Monday 13 June 2011

Look, Listen and Take Heed

As the phone rings for the umpteenth time one morning, all hell has broken loose as someone upstairs is having 'issues' printing. As expected it is our fault and not the fact that the printer in question is out of paper.

It all started when we sent out an email notification a few days ago, informing our users clearly and as simply as we dare, that our company's website and intranet would be down for half an hour, as some updates were being applied to the homepage. No other services would be affected.

Of course what the users read was: "We are turning every server off for the rest of the day, so that none of our computer services will be available. Once back on every problem you get will be related to this issue."

It makes us wonder why we bother to communicate with our users at all, as they clearly ignore our warnings.

Within moments of the email entering cyberspace, we had multiple questions, queries and complaints from various users:

"You can't do that; I am teaching and will need to have access to my files."

"Will I still be able to get my emails?"

"We are running online exams, you can't turn off the internet."

"Will eBay still work?"

and so it went on... My personal favourite being: "Will this fix the problem of my PC going into hibernation mode every few minutes?"

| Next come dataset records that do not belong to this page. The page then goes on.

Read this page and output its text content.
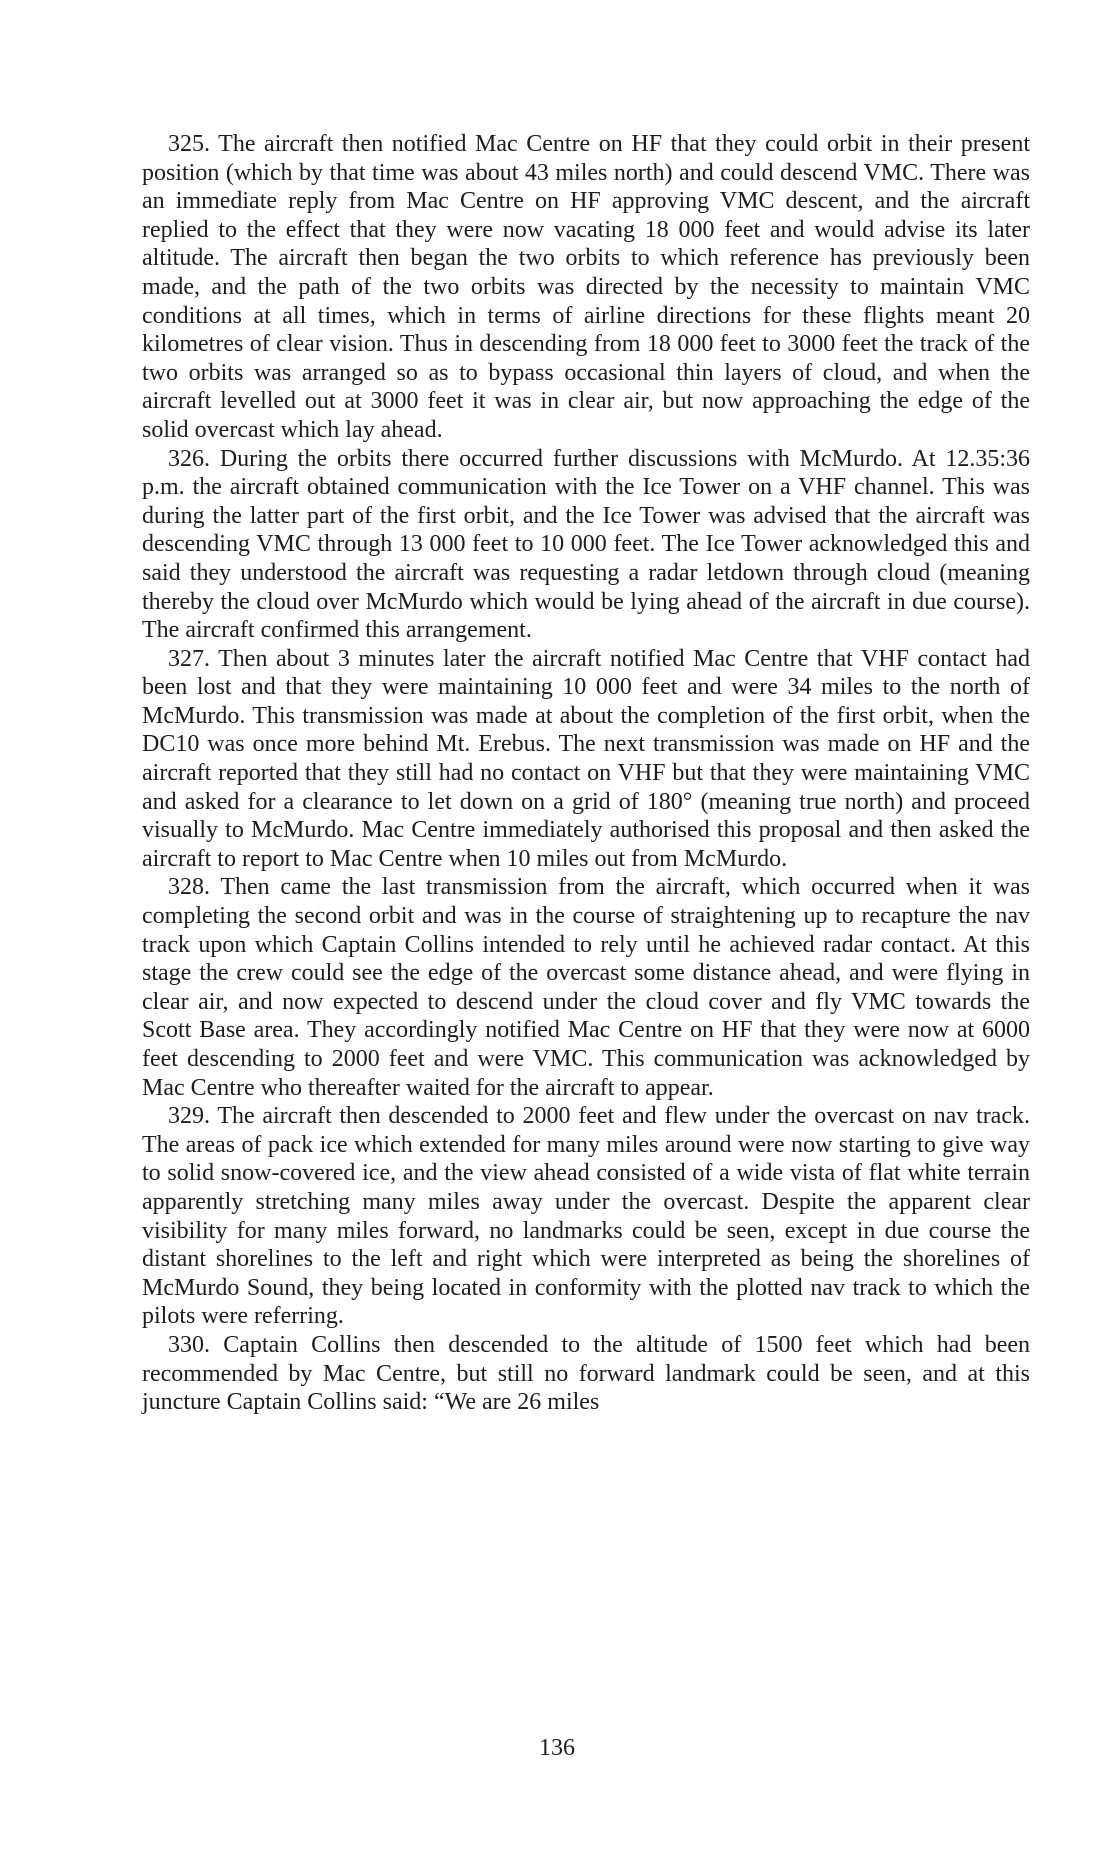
325. The aircraft then notified Mac Centre on HF that they could orbit in their present position (which by that time was about 43 miles north) and could descend VMC. There was an immediate reply from Mac Centre on HF approving VMC descent, and the aircraft replied to the effect that they were now vacating 18 000 feet and would advise its later altitude. The aircraft then began the two orbits to which reference has previously been made, and the path of the two orbits was directed by the necessity to maintain VMC conditions at all times, which in terms of airline directions for these flights meant 20 kilometres of clear vision. Thus in descending from 18 000 feet to 3000 feet the track of the two orbits was arranged so as to bypass occasional thin layers of cloud, and when the aircraft levelled out at 3000 feet it was in clear air, but now approaching the edge of the solid overcast which lay ahead.

326. During the orbits there occurred further discussions with McMurdo. At 12.35:36 p.m. the aircraft obtained communication with the Ice Tower on a VHF channel. This was during the latter part of the first orbit, and the Ice Tower was advised that the aircraft was descending VMC through 13 000 feet to 10 000 feet. The Ice Tower acknowledged this and said they understood the aircraft was requesting a radar letdown through cloud (meaning thereby the cloud over McMurdo which would be lying ahead of the aircraft in due course). The aircraft confirmed this arrangement.

327. Then about 3 minutes later the aircraft notified Mac Centre that VHF contact had been lost and that they were maintaining 10 000 feet and were 34 miles to the north of McMurdo. This transmission was made at about the completion of the first orbit, when the DC10 was once more behind Mt. Erebus. The next transmission was made on HF and the aircraft reported that they still had no contact on VHF but that they were maintaining VMC and asked for a clearance to let down on a grid of 180° (meaning true north) and proceed visually to McMurdo. Mac Centre immediately authorised this proposal and then asked the aircraft to report to Mac Centre when 10 miles out from McMurdo.

328. Then came the last transmission from the aircraft, which occurred when it was completing the second orbit and was in the course of straightening up to recapture the nav track upon which Captain Collins intended to rely until he achieved radar contact. At this stage the crew could see the edge of the overcast some distance ahead, and were flying in clear air, and now expected to descend under the cloud cover and fly VMC towards the Scott Base area. They accordingly notified Mac Centre on HF that they were now at 6000 feet descending to 2000 feet and were VMC. This communication was acknowledged by Mac Centre who thereafter waited for the aircraft to appear.

329. The aircraft then descended to 2000 feet and flew under the overcast on nav track. The areas of pack ice which extended for many miles around were now starting to give way to solid snow-covered ice, and the view ahead consisted of a wide vista of flat white terrain apparently stretching many miles away under the overcast. Despite the apparent clear visibility for many miles forward, no landmarks could be seen, except in due course the distant shorelines to the left and right which were interpreted as being the shorelines of McMurdo Sound, they being located in conformity with the plotted nav track to which the pilots were referring.

330. Captain Collins then descended to the altitude of 1500 feet which had been recommended by Mac Centre, but still no forward landmark could be seen, and at this juncture Captain Collins said: “We are 26 miles

136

The day of the operation dawns and all is quiet. It's a simple file copy, one that should only take a few minutes. We turn off the website to prevent use, copy over the new files and re-enable it. A few tweaks later and a nice, new shiny homepage is in place. Mission completed successfully, it's taken ten minutes out of the allotted half an hour and we doubt anyone has even noticed. Except for the one person who didn't even bother opening the email we sent and rang us up for a good old fashioned rant. The site was probably back up before they had finished and hung up.

But...

The site has been back up for almost an hour and the phone calls begin. For some reason because we have updated the company's homepage, the downtime earlier is now responsible for every IT related issue that occurs.

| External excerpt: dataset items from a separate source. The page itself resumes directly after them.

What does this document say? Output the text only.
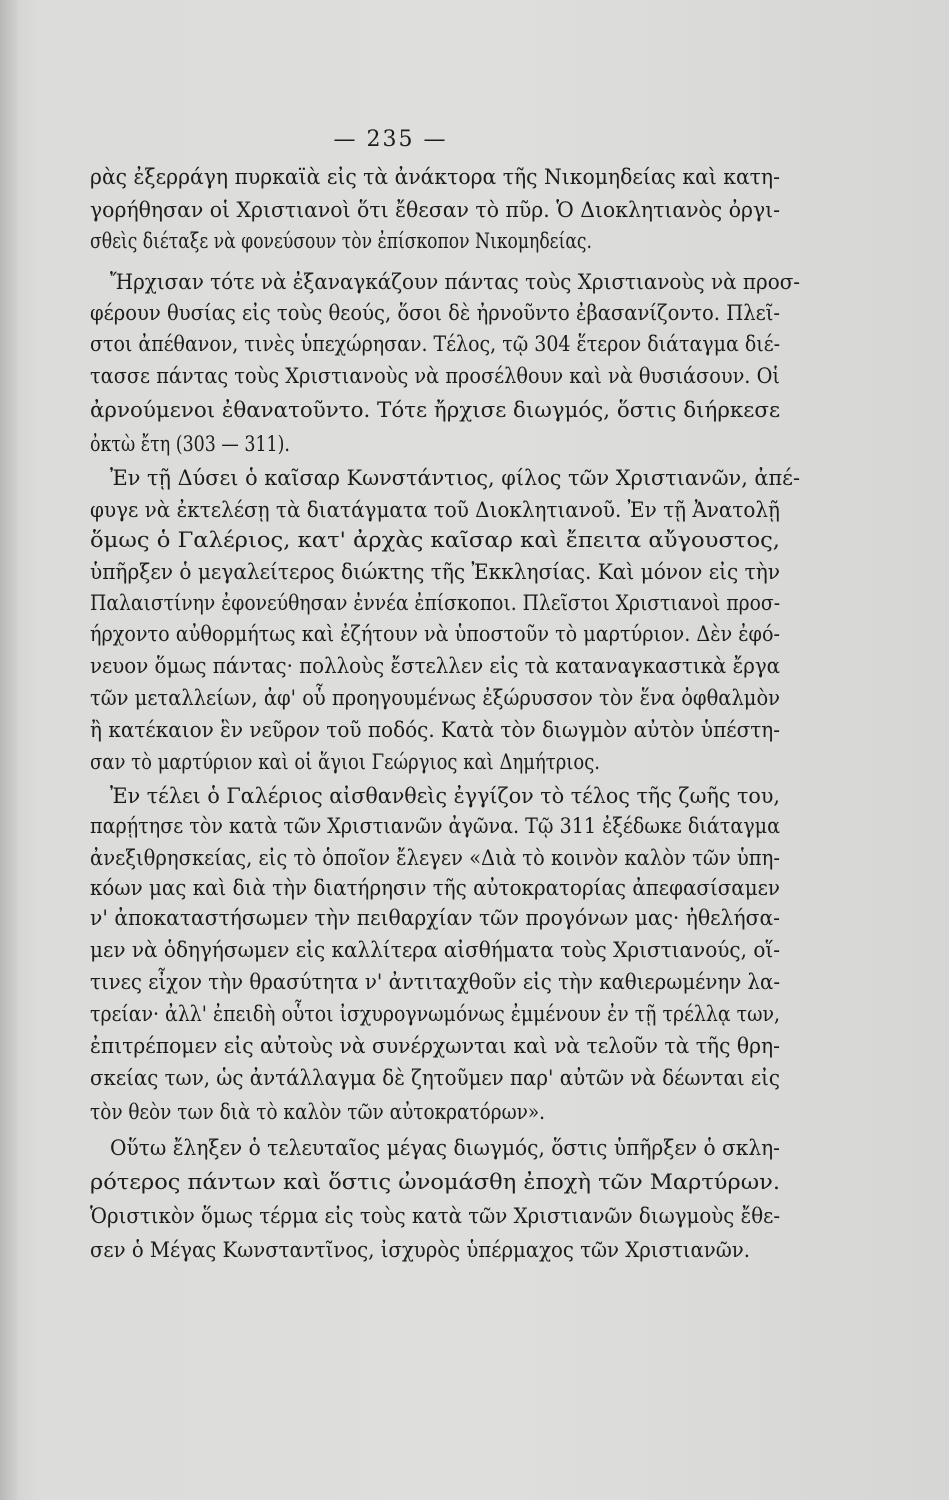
— 235 —
ρὰς ἐξερράγη πυρκαϊὰ εἰς τὰ ἀνάκτορα τῆς Νικομηδείας καὶ κατη-
γορήθησαν οἱ Χριστιανοὶ ὅτι ἔθεσαν τὸ πῦρ. Ὁ Διοκλητιανὸς ὀργι-
σθεὶς διέταξε νὰ φονεύσουν τὸν ἐπίσκοπον Νικομηδείας.
Ἤρχισαν τότε νὰ ἐξαναγκάζουν πάντας τοὺς Χριστιανοὺς νὰ προσ-
φέρουν θυσίας εἰς τοὺς θεούς, ὅσοι δὲ ἠρνοῦντο ἐβασανίζοντο. Πλεῖ-
στοι ἀπέθανον, τινὲς ὑπεχώρησαν. Τέλος, τῷ 304 ἕτερον διάταγμα διέ-
τασσε πάντας τοὺς Χριστιανοὺς νὰ προσέλθουν καὶ νὰ θυσιάσουν. Οἱ
ἀρνούμενοι ἐθανατοῦντο. Τότε ἤρχισε διωγμός, ὅστις διήρκεσε
ὀκτὼ ἔτη (303 — 311).
Ἐν τῇ Δύσει ὁ καῖσαρ Κωνστάντιος, φίλος τῶν Χριστιανῶν, ἀπέ-
φυγε νὰ ἐκτελέσῃ τὰ διατάγματα τοῦ Διοκλητιανοῦ. Ἐν τῇ Ἀνατολῇ
ὅμως ὁ Γαλέριος, κατ' ἀρχὰς καῖσαρ καὶ ἔπειτα αὔγουστος,
ὑπῆρξεν ὁ μεγαλείτερος διώκτης τῆς Ἐκκλησίας. Καὶ μόνον εἰς τὴν
Παλαιστίνην ἐφονεύθησαν ἐννέα ἐπίσκοποι. Πλεῖστοι Χριστιανοὶ προσ-
ήρχοντο αὐθορμήτως καὶ ἐζήτουν νὰ ὑποστοῦν τὸ μαρτύριον. Δὲν ἐφό-
νευον ὅμως πάντας· πολλοὺς ἔστελλεν εἰς τὰ καταναγκαστικὰ ἔργα
τῶν μεταλλείων, ἀφ' οὗ προηγουμένως ἐξώρυσσον τὸν ἕνα ὀφθαλμὸν
ἢ κατέκαιον ἓν νεῦρον τοῦ ποδός. Κατὰ τὸν διωγμὸν αὐτὸν ὑπέστη-
σαν τὸ μαρτύριον καὶ οἱ ἅγιοι Γεώργιος καὶ Δημήτριος.
Ἐν τέλει ὁ Γαλέριος αἰσθανθεὶς ἐγγίζον τὸ τέλος τῆς ζωῆς του,
παρῄτησε τὸν κατὰ τῶν Χριστιανῶν ἀγῶνα. Τῷ 311 ἐξέδωκε διάταγμα
ἀνεξιθρησκείας, εἰς τὸ ὁποῖον ἔλεγεν «Διὰ τὸ κοινὸν καλὸν τῶν ὑπη-
κόων μας καὶ διὰ τὴν διατήρησιν τῆς αὐτοκρατορίας ἀπεφασίσαμεν
ν' ἀποκαταστήσωμεν τὴν πειθαρχίαν τῶν προγόνων μας· ἠθελήσα-
μεν νὰ ὁδηγήσωμεν εἰς καλλίτερα αἰσθήματα τοὺς Χριστιανούς, οἵ-
τινες εἶχον τὴν θρασύτητα ν' ἀντιταχθοῦν εἰς τὴν καθιερωμένην λα-
τρείαν· ἀλλ' ἐπειδὴ οὗτοι ἰσχυρογνωμόνως ἐμμένουν ἐν τῇ τρέλλᾳ των,
ἐπιτρέπομεν εἰς αὐτοὺς νὰ συνέρχωνται καὶ νὰ τελοῦν τὰ τῆς θρη-
σκείας των, ὡς ἀντάλλαγμα δὲ ζητοῦμεν παρ' αὐτῶν νὰ δέωνται εἰς
τὸν θεὸν των διὰ τὸ καλὸν τῶν αὐτοκρατόρων».
Οὕτω ἔληξεν ὁ τελευταῖος μέγας διωγμός, ὅστις ὑπῆρξεν ὁ σκλη-
ρότερος πάντων καὶ ὅστις ὠνομάσθη ἐποχὴ τῶν Μαρτύρων.
Ὁριστικὸν ὅμως τέρμα εἰς τοὺς κατὰ τῶν Χριστιανῶν διωγμοὺς ἔθε-
σεν ὁ Μέγας Κωνσταντῖνος, ἰσχυρὸς ὑπέρμαχος τῶν Χριστιανῶν.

A lady cannot get on to the internet because we have changed the homepage: Actually she had become disconnected from the wireless.

A homearea has not mapped on a users computer: A completely unrelated issue with a completely different server.

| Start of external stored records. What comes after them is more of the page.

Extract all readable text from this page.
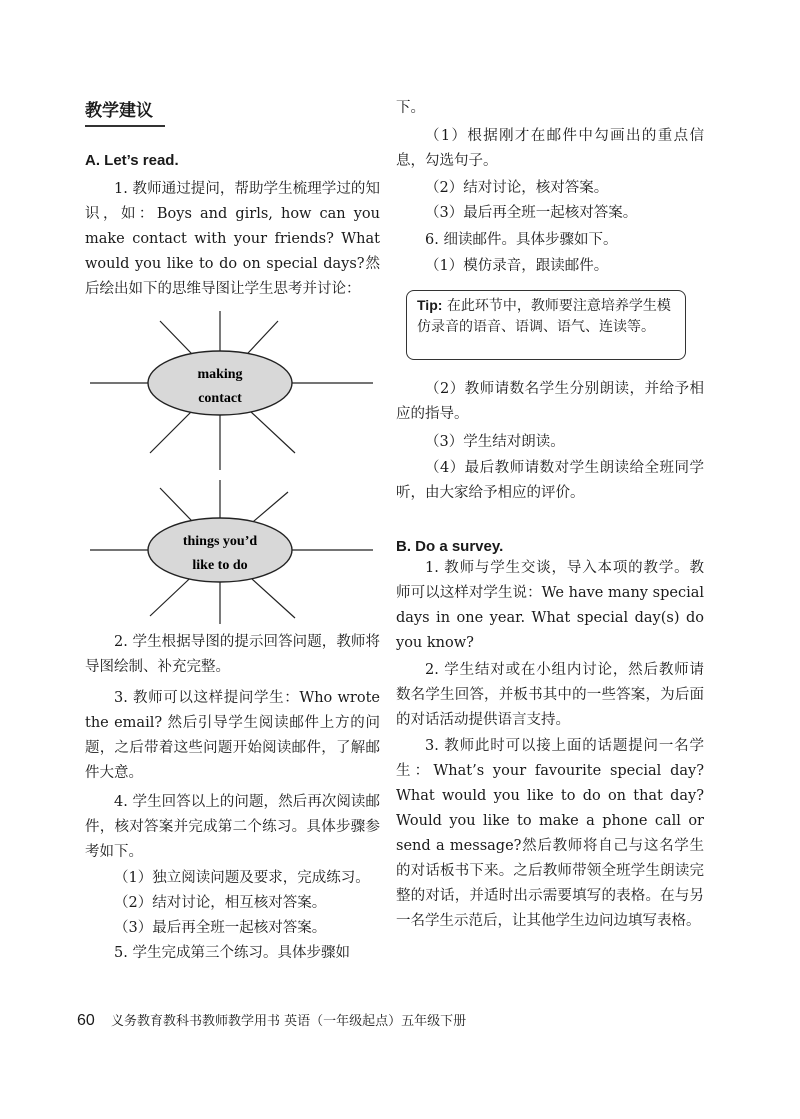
教学建议
A. Let’s read.

1. 教师通过提问，帮助学生梳理学过的知识，如：Boys and girls, how can you make contact with your friends? What would you like to do on special days?然后绘出如下的思维导图让学生思考并讨论：

making
contact
things you’d
like to do

2. 学生根据导图的提示回答问题，教师将导图绘制、补充完整。

3. 教师可以这样提问学生：Who wrote the email? 然后引导学生阅读邮件上方的问题，之后带着这些问题开始阅读邮件，了解邮件大意。

4. 学生回答以上的问题，然后再次阅读邮件，核对答案并完成第二个练习。具体步骤参考如下。

（1）独立阅读问题及要求，完成练习。

（2）结对讨论，相互核对答案。

（3）最后再全班一起核对答案。

5. 学生完成第三个练习。具体步骤如

下。

（1）根据刚才在邮件中勾画出的重点信息，勾选句子。

（2）结对讨论，核对答案。

（3）最后再全班一起核对答案。

6. 细读邮件。具体步骤如下。

（1）模仿录音，跟读邮件。

Tip: 在此环节中，教师要注意培养学生模仿录音的语音、语调、语气、连读等。

（2）教师请数名学生分别朗读，并给予相应的指导。

（3）学生结对朗读。

（4）最后教师请数对学生朗读给全班同学听，由大家给予相应的评价。

B. Do a survey.

1. 教师与学生交谈，导入本项的教学。教师可以这样对学生说：We have many special days in one year. What special day(s) do you know?

2. 学生结对或在小组内讨论，然后教师请数名学生回答，并板书其中的一些答案，为后面的对话活动提供语言支持。

3. 教师此时可以接上面的话题提问一名学生：What’s your favourite special day? What would you like to do on that day? Would you like to make a phone call or send a message?然后教师将自己与这名学生的对话板书下来。之后教师带领全班学生朗读完整的对话，并适时出示需要填写的表格。在与另一名学生示范后，让其他学生边问边填写表格。

60 义务教育教科书教师教学用书 英语（一年级起点）五年级下册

We have reports of password problems on mobile devices.

And of course the user upstairs is still trying to figure out how to fill the paper tray.

Why oh why don't these people read their emails and digest the information before jumping to conclusions? We clearly stated that the ONLY affected resource would be the website itself and the intranet. Instead of laying blame on routine (successful) maintenance, try implying some  simple logic that would help us to diagnose the faults and fix them in a shorter time frame. Everyone's a winner.

Everytime it is the same old story: Because we upgraded a piece of software a week ago, they hit the panic button and automatically blame us for all upcoming issues with unrelated services, until the next insignificant change enables them to moan about something else.

With so much running from our network, 100% uptime is not only an unreasonable request, but almost virtually impossible. There is always something that needs doing. Putting these off, only makes them pile up. Besides, if we didn't perform these changes the users would moan things were out of date.

We are damned if we do and damned if we don't.